Personelle Veränderungen in der Fed könnten die Zinspolitik beeinflussen, US-Finanztitel erscheinen nicht zu teuer, und in großen Teilen Chinas muss der Strom rationiert werden.
US-Notenbank: Spitzenpersonal wechselt
Eric Rosengren und Robert Kaplan, zwei Mitglieder des für die Geldpolitik verantwortlichen Offenmarktausschusses der US-Notenbank Fed, kündigten in dieser Woche ihren Rücktritt an. Sechs der insgesamt 19 Sitze im Ausschuss stehen somit in den kommenden Monaten zur Neubesetzung an. Dies dürfte eine hohe Relevanz für die Märkte haben, da auf der Sitzung der US-Notenbank in der vergangenen Woche exakt die Hälfte der Mitglieder des Komitees die Erwartung äußerte, 2022 die Leitzinsen zu erhöhen, während die andere Hälfte Zinsschritte frühestens 2023 in Erwägung zog. Sowohl Kaplan und Rosengren als auch die in den kommenden Monaten ausscheidenden Richard Clarida und Randal Quarles werden der Gruppe zugerechnet, die eher für frühere Zinserhöhungen plädierte.

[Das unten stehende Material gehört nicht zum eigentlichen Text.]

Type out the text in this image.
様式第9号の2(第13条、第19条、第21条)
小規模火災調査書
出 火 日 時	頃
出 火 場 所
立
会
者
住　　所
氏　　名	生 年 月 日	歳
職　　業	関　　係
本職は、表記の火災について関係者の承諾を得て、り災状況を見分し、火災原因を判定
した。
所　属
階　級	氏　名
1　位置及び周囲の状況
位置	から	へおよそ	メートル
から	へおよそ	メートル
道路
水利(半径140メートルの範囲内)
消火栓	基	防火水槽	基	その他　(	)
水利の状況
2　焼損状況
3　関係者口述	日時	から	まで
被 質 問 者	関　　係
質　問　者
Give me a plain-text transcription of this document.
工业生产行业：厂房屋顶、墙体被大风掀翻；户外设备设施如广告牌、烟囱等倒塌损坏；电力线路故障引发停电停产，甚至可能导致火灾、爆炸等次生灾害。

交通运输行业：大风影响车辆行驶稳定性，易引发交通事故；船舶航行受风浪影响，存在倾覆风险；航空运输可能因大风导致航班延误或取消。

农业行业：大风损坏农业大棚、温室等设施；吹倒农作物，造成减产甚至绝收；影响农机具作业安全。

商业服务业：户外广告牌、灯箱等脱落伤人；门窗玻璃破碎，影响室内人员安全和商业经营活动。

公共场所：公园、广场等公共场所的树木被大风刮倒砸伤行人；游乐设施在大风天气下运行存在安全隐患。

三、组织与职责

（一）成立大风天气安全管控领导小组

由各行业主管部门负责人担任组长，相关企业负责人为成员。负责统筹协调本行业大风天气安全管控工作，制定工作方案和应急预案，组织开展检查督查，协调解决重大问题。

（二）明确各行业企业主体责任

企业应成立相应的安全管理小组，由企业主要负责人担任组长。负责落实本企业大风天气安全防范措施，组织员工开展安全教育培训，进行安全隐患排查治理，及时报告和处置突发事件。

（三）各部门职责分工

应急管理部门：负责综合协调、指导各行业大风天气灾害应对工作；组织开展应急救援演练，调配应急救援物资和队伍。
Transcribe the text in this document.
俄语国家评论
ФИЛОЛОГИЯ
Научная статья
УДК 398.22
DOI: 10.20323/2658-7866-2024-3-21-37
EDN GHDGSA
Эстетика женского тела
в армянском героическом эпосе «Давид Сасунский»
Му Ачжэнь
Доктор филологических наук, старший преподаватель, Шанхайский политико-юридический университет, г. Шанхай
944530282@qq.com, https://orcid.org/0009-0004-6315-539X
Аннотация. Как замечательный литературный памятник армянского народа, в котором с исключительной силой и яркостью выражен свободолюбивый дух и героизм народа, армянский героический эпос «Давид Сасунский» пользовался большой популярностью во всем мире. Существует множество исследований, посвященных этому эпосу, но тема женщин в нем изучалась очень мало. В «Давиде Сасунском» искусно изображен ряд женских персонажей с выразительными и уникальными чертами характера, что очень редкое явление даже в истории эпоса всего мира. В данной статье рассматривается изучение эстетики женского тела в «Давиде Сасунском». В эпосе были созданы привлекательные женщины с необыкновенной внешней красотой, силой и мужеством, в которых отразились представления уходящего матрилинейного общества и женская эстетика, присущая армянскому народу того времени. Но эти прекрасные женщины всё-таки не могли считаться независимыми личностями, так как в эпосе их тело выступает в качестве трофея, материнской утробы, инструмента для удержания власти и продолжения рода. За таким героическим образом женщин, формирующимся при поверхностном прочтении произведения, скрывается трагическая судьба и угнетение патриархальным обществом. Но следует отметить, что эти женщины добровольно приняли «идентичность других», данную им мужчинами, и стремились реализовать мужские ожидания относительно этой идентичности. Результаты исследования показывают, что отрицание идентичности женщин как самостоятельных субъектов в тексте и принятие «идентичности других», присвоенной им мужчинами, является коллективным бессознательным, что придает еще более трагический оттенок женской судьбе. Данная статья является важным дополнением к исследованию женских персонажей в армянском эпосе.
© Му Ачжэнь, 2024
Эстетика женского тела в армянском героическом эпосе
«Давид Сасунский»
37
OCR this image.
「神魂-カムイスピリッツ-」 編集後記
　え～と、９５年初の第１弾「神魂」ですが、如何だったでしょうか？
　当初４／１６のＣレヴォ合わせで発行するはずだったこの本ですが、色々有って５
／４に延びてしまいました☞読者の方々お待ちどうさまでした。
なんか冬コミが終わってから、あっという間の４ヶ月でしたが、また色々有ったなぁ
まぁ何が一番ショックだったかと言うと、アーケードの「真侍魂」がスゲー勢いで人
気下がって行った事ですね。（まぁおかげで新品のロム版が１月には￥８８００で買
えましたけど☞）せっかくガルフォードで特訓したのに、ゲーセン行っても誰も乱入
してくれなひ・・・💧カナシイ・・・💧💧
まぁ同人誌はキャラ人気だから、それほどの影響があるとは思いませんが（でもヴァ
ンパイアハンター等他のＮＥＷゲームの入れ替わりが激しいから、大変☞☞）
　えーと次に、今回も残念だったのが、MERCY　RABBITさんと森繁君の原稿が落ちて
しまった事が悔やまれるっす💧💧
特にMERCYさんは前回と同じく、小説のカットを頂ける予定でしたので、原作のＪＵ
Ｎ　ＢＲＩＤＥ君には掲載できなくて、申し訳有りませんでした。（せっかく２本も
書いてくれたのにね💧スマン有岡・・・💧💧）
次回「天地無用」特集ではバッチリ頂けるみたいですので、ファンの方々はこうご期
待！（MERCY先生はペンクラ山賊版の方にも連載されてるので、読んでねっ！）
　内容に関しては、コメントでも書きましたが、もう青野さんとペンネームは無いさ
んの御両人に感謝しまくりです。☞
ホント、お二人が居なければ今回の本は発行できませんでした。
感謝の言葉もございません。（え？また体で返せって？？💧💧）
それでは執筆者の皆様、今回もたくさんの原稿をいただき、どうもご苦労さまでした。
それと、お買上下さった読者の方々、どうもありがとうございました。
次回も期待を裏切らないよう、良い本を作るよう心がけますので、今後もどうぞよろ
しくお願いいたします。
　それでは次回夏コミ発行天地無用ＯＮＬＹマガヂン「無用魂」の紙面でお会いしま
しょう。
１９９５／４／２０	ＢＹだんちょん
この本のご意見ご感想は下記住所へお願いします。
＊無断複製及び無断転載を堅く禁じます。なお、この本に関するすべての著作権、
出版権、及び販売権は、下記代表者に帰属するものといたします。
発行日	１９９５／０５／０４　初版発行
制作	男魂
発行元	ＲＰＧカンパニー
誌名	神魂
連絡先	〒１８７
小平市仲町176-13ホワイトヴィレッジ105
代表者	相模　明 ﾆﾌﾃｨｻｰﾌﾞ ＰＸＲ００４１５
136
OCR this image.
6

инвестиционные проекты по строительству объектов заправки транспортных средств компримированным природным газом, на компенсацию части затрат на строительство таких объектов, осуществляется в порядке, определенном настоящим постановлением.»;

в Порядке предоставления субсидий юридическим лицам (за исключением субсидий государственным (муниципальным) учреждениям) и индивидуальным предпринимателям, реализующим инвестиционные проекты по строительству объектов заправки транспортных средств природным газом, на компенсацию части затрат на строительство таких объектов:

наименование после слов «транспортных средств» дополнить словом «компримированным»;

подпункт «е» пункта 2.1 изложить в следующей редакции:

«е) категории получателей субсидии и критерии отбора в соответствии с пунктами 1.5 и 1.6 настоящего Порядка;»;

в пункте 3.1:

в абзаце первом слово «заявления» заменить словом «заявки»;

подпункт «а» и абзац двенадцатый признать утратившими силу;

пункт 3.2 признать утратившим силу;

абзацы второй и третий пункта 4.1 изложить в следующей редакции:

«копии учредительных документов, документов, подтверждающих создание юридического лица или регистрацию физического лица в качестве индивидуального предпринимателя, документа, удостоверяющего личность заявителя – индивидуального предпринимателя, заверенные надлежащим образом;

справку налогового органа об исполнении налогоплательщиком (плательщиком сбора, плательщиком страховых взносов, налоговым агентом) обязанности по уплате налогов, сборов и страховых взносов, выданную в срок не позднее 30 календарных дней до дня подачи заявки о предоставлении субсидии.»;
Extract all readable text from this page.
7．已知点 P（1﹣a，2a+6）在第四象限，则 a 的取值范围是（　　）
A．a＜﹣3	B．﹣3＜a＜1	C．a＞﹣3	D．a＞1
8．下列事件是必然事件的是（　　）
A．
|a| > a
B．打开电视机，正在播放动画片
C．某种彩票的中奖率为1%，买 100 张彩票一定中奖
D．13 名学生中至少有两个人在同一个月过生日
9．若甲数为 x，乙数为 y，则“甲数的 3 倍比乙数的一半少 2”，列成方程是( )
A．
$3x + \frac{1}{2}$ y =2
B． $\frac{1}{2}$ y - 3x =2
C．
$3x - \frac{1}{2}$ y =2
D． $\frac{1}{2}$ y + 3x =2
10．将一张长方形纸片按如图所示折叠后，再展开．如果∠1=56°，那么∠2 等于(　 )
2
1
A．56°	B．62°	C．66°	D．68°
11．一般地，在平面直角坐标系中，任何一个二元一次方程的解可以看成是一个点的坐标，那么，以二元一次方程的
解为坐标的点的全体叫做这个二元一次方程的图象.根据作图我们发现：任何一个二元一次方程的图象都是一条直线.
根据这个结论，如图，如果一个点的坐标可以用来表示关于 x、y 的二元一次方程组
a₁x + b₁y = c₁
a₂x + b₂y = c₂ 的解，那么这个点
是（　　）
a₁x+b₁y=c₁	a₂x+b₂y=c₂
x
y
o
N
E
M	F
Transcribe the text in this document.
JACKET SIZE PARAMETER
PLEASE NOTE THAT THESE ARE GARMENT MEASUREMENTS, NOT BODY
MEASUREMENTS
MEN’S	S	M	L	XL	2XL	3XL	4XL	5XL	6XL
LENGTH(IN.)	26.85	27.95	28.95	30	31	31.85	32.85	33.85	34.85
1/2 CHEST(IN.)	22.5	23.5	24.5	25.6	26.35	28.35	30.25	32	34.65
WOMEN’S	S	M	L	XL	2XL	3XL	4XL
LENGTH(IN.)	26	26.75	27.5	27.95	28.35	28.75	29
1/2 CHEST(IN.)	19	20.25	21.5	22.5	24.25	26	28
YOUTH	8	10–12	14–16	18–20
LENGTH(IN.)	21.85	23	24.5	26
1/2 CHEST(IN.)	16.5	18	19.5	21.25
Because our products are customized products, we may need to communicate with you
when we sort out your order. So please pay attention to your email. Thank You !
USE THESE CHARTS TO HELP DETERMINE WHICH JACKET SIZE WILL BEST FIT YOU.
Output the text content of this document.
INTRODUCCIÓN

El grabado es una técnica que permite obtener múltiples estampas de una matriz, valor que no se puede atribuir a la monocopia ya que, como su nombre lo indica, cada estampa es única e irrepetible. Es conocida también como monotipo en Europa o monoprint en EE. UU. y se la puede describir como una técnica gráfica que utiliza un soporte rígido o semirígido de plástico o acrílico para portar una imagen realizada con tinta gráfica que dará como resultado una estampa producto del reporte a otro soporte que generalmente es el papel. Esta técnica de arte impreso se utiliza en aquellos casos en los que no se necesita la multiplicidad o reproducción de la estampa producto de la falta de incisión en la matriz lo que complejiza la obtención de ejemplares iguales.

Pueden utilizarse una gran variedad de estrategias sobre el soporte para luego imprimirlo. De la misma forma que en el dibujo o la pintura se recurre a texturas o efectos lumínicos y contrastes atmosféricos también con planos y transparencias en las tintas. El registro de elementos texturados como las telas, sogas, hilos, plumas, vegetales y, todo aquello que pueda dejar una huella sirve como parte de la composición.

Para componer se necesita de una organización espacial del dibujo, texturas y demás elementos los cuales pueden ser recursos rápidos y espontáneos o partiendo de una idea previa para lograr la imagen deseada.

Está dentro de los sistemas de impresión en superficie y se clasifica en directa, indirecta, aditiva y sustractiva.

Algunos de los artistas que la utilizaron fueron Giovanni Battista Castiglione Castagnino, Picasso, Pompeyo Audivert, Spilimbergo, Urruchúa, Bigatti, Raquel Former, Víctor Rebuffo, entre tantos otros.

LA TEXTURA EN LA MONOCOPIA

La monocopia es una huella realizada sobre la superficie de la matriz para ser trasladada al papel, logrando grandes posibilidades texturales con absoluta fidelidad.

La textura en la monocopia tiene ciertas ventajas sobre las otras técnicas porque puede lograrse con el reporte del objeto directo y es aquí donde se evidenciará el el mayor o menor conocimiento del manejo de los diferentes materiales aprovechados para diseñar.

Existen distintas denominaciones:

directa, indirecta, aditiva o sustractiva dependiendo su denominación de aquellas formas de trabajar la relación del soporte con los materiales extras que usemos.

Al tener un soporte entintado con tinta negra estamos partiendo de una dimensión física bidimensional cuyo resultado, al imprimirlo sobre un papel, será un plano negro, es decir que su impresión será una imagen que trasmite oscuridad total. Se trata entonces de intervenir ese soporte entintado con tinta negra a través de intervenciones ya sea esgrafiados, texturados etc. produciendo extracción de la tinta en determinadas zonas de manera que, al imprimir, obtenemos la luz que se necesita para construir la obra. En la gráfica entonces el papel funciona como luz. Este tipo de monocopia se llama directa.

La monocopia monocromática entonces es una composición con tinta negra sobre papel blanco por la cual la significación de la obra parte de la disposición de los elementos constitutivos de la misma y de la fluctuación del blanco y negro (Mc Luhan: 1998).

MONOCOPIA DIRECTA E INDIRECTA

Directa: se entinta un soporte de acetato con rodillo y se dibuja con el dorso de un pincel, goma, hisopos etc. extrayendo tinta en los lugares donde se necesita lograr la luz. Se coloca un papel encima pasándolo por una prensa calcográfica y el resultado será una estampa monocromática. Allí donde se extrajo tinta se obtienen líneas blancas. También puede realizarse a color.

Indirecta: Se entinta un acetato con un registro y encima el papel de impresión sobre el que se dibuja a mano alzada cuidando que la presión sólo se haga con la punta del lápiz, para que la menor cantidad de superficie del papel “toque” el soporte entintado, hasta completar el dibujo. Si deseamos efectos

Sollten als deren Nachfolger sogenannte geldpolitische Tauben installiert werden, welche die Zinswende lieber auf die lange Bank schieben, könnte dies den weiteren Anstieg der langfristigen Kapitalmarktzinsen in den USA begünstigen. Einige Analysten sehen nämlich die Gefahr, dass ein zu langes Ignorieren der hohen Inflationsraten seitens der Währungshüter im Endeffekt zu einer größeren Anzahl von Leitzinserhöhungen in der Zukunft führen wird.
US-Finanzaktien profitieren von steigenden Renditen
US-Finanzinstitute zählten in den zurückliegenden drei Monaten zu den besten Sektoren des S&P 500. Diese Entwicklung könnte noch etwas anhalten. Schließlich profitieren die Finanzinstitute von dem jüngsten Renditeanstieg, der sich in den kommenden Jahren aufgrund des soliden US-Wirtschaftswachstums und der erwarteten Leitzinserhöhung der Fed fortsetzen könnte. Zudem ist der Sektor trotz des Kursanstiegs von fast 30 Prozent seit Jahresbeginn weiterhin sehr günstig bewertet. Sein KGV liegt im Schnitt bei rund 14,5 und damit deutlich unter dem Marktmittelwert von 20,5. Lediglich Energietitel werden noch günstiger gehandelt. Entsprechend halte ich an meiner positiven Einschätzung von US-Finanzwerten fest.
Chinas Baukonjunktur: die Folgen für Lateinamerika
Die aktuellen Zahlungsschwierigkeiten eines chinesischen Immobiliengiganten werfen die Frage auf, welche Märkte und Regionen am stärksten betroffen wären, falls die chinesische Bauwirtschaft mittelfristig einen Gang zurückschalten würde. Fündig wird man unter anderem in Lateinamerika. Das Wohl und Wehe vieler Volkswirtschaften des Kontinents ist stark abhängig von Eisenerz- und Industriemetallexporten, besonders in Brasilien, Chile und Peru. Eine schwächere Nachfrage und sinkende Preise aufgrund geringeren Bedarfs der chinesischen Industrie hätten deutliche negative Auswirkungen auf das Bruttoinlandsprodukt dieser Länder. Auch die im November anstehenden Wahlen in Chile und anhaltende Unsicherheit über den zukünftigen Kurs der neu gewählten peruanischen Regierung lassen Investoren momentan zögern. Aufgrund der erwarteten weiteren globalen Konjunkturerholung sehe ich mittelfristig dennoch Potenzial, würde aber momentan vor einem Engagement Daten zur weiteren Entwicklung der chinesischen Wirtschaft abwarten.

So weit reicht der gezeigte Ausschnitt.